NGO employees make bricks for returnees

KIREHE — The Red Cross coordinator in the eastern province, Erick Ndibwami, has called on humanitarian organisations not to always wait for disasters before helping people.
WFP country representative (with a hat) paticipates in the umuganda.
WFP country representative (with a hat) paticipates in the umuganda.

KIREHE — The Red Cross coordinator in the eastern province, Erick Ndibwami, has called on humanitarian organisations not to always wait for disasters before helping people.

“You cannot wait to help people after they have been affected by natural or artificial hazards. It should be part of our work alongside our other activities,” he said.

He made these remarks during a brick making exercise by the World Food Programme (WFP), the Adventist Development and Relief Agency (ADRA), and Red Cross members of staff on Saturday.

The bricks are for house construction for Rwandan returnees from Tanzania, currently resettled at Kiyanzi camp.

The voluntary work attracted over 180 staff members- who made an estimated 4000 bricks.

Earlier, the workers, most of them dressed casually in gum boots dug clay, collected water and mixed other raw materials before laying the bricks.

The WFP country representative, Abdulaye Balde, said the activities were in line with the cause for which humanitarian bodies were formed.

Ndibwami who has been overseeing infrastructure development at the camp, said he was satisfied with the partnership being undertaken in the settlement programme.
“If I take the value of the bricks we made today, it translates into one complete house. At least one family today is housed. The owner can use the house to obtain a loan and develop,” said Ndibwami.

The district official present, Benson Muhikira thanked WFP for this initiative which he said supplements government’s resettlement efforts.

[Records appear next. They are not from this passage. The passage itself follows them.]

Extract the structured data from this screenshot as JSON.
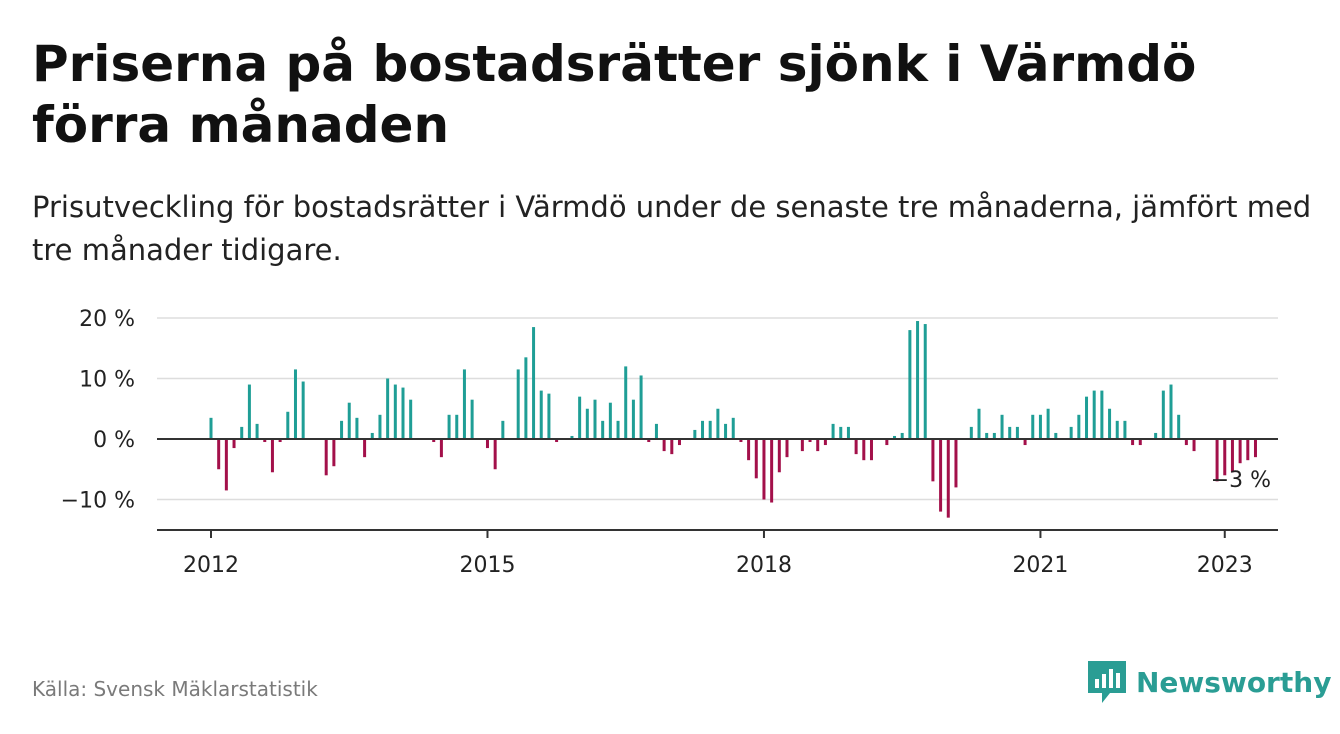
{
  "title": "Priserna på bostadsrätter sjönk i Värmdö förra månaden",
  "subtitle": "Prisutveckling för bostadsrätter i Värmdö under de senaste tre månaderna, jämfört med tre månader tidigare.",
  "source": "Källa: Svensk Mäklarstatistik",
  "brand": {
    "name": "Newsworthy",
    "icon": "newsworthy-logo-icon"
  },
  "colors": {
    "positive": "#1f9e96",
    "negative": "#a3104a",
    "axis": "#333333",
    "grid": "#dddddd",
    "brand": "#2a9d94"
  },
  "chart_data": {
    "type": "bar",
    "title": "Priserna på bostadsrätter sjönk i Värmdö förra månaden",
    "xlabel": "",
    "ylabel": "",
    "x_start": "2012-01",
    "unit": "%",
    "ylim": [
      -15,
      20
    ],
    "yticks": [
      20,
      10,
      0,
      -10
    ],
    "ytick_labels": [
      "20 %",
      "10 %",
      "0 %",
      "−10 %"
    ],
    "xticks": [
      2012,
      2015,
      2018,
      2021,
      2023
    ],
    "grid": true,
    "annotation": {
      "text": "−3 %",
      "month": "2023-01"
    },
    "values": [
      3.5,
      -5,
      -8.5,
      -1.5,
      2,
      9,
      2.5,
      -0.5,
      -5.5,
      -0.5,
      4.5,
      11.5,
      9.5,
      0,
      0,
      -6,
      -4.5,
      3,
      6,
      3.5,
      -3,
      1,
      4,
      10,
      9,
      8.5,
      6.5,
      0,
      0,
      -0.5,
      -3,
      4,
      4,
      11.5,
      6.5,
      0,
      -1.5,
      -5,
      3,
      0,
      11.5,
      13.5,
      18.5,
      8,
      7.5,
      -0.5,
      0,
      0.5,
      7,
      5,
      6.5,
      3,
      6,
      3,
      12,
      6.5,
      10.5,
      -0.5,
      2.5,
      -2,
      -2.5,
      -1,
      0,
      1.5,
      3,
      3,
      5,
      2.5,
      3.5,
      -0.5,
      -3.5,
      -6.5,
      -10,
      -10.5,
      -5.5,
      -3,
      0,
      -2,
      -0.5,
      -2,
      -1,
      2.5,
      2,
      2,
      -2.5,
      -3.5,
      -3.5,
      0,
      -1,
      0.5,
      1,
      18,
      19.5,
      19,
      -7,
      -12,
      -13,
      -8,
      0,
      2,
      5,
      1,
      1,
      4,
      2,
      2,
      -1,
      4,
      4,
      5,
      1,
      0,
      2,
      4,
      7,
      8,
      8,
      5,
      3,
      3,
      -1,
      -1,
      0,
      1,
      8,
      9,
      4,
      -1,
      -2,
      0,
      0,
      -7,
      -6,
      -5.5,
      -4,
      -3.5,
      -3
    ]
  }
}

The returnees said they were happy to see a group of people volunteer to help them build houses.

“I think what these people are doing deserves compliment. We are working day and night to help ourselves settle again. Any extra hand is normally appreciated,” the area Mudugudu leader remarked.

About 110 houses have so far been built at Kiyanza returnees’ camp that harbours over 120 families. There are still some families living in plastic tents.